Il governo ha varato i collegi elettorali del Rosatellum, ma si racconta di tensioni con qualche collega sulla ripartizione dei comuni, in particolare della Toscana.
«Non è successo assolutamente nulla. Solo una deliberazione del Consiglio dei ministri adottata all’unanimità. Adesso la parola passa al Parlamento. Poi entro il 12 dicembre un nuovo Cdm chiuderà il percorso previsto dal legislatore».

Poliziotti in borghese a Ostia, tensioni alle regionali in Sicilia: come pensa di gestire le prossime elezioni politiche, a cominciare dalla trasparenza delle liste?
«L’Italia ha la forza democratica per garantire la trasparenza delle elezioni. Ci sarà la massima vigilanza del Ministero, come è naturale che sia, ma ho avuto modo di proporre che prima delle elezione ci sia un patto solenne con tutte le forze politiche contro le mafie, l’impegno a non ricercare i voti dei clan. Sono consapevole che tutto questo non è sufficiente per segnare una rottura, ma si tratterebbe comunque di uno straordinario segnale nei confronti dell’opinione pubblica e di credibilità delle istituzioni democratiche».

Crede ancora che lo Ius soli possa essere approvato negli ultimi giorni di questa legislatura?
«Lavorerò intensamente, insieme con il governo e con il Pd affinché la legge possa essere approvata. Lo Ius soli non è un provvedimento sull’immigrazione, ma sull’integrazione e dunque è importante anche per le politiche di sicurezza».

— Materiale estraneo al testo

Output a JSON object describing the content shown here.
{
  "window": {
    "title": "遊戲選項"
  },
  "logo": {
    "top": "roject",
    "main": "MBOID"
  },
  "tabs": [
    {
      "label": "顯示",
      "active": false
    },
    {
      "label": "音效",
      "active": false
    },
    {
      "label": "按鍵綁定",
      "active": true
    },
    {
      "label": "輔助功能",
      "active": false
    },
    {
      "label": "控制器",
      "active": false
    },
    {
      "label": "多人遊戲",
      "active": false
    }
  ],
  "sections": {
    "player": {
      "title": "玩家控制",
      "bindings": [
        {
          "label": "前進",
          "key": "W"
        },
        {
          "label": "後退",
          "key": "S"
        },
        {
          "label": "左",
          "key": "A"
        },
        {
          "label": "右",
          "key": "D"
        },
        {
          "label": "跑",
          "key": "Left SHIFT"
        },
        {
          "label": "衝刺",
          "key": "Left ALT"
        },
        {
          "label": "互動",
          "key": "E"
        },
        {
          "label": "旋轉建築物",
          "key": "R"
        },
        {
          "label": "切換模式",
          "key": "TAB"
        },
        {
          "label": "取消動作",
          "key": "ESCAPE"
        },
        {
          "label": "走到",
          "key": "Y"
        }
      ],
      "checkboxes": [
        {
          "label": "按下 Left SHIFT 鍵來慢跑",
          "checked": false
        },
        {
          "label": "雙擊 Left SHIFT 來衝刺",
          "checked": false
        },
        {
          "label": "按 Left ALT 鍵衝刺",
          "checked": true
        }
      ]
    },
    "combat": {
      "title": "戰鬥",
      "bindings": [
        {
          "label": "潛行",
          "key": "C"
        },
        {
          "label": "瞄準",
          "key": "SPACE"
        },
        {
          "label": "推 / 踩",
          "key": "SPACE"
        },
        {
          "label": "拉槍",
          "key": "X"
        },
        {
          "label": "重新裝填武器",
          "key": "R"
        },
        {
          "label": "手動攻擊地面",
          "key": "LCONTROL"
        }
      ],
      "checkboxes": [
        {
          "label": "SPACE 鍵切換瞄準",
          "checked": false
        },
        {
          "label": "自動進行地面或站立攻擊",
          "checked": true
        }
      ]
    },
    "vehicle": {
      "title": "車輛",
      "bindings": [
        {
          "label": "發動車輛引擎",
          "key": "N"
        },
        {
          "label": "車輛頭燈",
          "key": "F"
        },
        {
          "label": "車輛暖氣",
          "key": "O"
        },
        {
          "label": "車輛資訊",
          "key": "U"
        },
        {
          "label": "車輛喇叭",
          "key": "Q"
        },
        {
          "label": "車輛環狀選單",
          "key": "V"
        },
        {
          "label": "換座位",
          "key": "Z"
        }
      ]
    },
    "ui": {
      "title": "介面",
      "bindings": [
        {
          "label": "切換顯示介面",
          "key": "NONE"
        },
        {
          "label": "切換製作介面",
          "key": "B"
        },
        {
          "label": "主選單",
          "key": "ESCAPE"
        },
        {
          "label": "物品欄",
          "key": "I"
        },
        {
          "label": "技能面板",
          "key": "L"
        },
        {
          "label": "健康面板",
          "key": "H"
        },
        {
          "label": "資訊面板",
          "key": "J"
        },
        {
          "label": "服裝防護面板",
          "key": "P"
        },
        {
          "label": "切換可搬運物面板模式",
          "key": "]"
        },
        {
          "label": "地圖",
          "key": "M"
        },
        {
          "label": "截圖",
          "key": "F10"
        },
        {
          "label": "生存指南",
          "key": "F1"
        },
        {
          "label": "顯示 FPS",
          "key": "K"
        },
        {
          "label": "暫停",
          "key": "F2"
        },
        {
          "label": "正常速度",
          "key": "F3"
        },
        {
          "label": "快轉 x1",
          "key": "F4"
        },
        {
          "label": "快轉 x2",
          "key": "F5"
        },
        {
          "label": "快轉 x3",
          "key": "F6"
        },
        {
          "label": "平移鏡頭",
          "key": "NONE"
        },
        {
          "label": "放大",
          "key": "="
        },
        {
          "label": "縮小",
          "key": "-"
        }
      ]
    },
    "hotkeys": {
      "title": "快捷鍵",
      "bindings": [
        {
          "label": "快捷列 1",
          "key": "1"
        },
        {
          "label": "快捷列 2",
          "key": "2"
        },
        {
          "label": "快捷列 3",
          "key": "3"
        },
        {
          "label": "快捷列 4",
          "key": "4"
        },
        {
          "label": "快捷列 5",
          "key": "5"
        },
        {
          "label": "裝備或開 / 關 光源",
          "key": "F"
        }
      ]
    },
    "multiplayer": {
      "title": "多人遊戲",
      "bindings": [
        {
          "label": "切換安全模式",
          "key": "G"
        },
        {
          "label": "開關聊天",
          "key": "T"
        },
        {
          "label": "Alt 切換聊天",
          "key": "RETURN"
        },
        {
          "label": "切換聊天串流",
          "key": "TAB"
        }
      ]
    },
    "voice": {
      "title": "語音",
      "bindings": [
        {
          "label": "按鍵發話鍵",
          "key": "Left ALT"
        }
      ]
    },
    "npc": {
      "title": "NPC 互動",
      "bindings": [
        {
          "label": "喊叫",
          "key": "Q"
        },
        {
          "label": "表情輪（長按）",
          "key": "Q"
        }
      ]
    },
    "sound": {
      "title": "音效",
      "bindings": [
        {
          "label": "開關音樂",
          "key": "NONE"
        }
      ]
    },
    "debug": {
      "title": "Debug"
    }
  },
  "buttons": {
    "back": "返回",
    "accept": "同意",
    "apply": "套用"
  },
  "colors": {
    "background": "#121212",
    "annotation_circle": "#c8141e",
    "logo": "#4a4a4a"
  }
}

Si è spesso detto che è più facile far attuare politiche di destra a un uomo di sinistra che viceversa. Lei viene dal Pci: ha avuto il timore in qualche occasione di non avere rispettato la sua storia?
«Nella sfida che abbiamo davanti, molto più ampia dei nostri confini nazionali, dobbiamo avere la forza di affrontare i problemi con una visione. Se politica di sicurezza è controllo del territorio, inclusione sociale, politiche scolastiche, questo lo può fare meglio una forza di sinistra riformista perché per i populisti le politiche di sicurezza sono soltanto ordine pubblico. Questo è il nostro cimento. Una sfida per la sinistra riformista che va oltre i confini del nostro paese: i populismi pensano di gestire l’emergenza con i muri, la chiusura dei confini, noi no. C’è poi il tema della paura: può una forza di sinistra non misurarsi con i sentimenti della gente? Quando eravamo un po’ più giovani ci insegnavano che bisognava rispondere ai sentimenti della cittadini. E di fronte a uno che ha paura non si può biasimare, ma solo stare al suo fianco. Devo stare con chi vede sparare a Napoli per strada ed è terrorizzato, devo insomma mettere in campo politiche affinché quel cittadino possa tornare a sentirsi sicuro. Questo è essere di sinistra».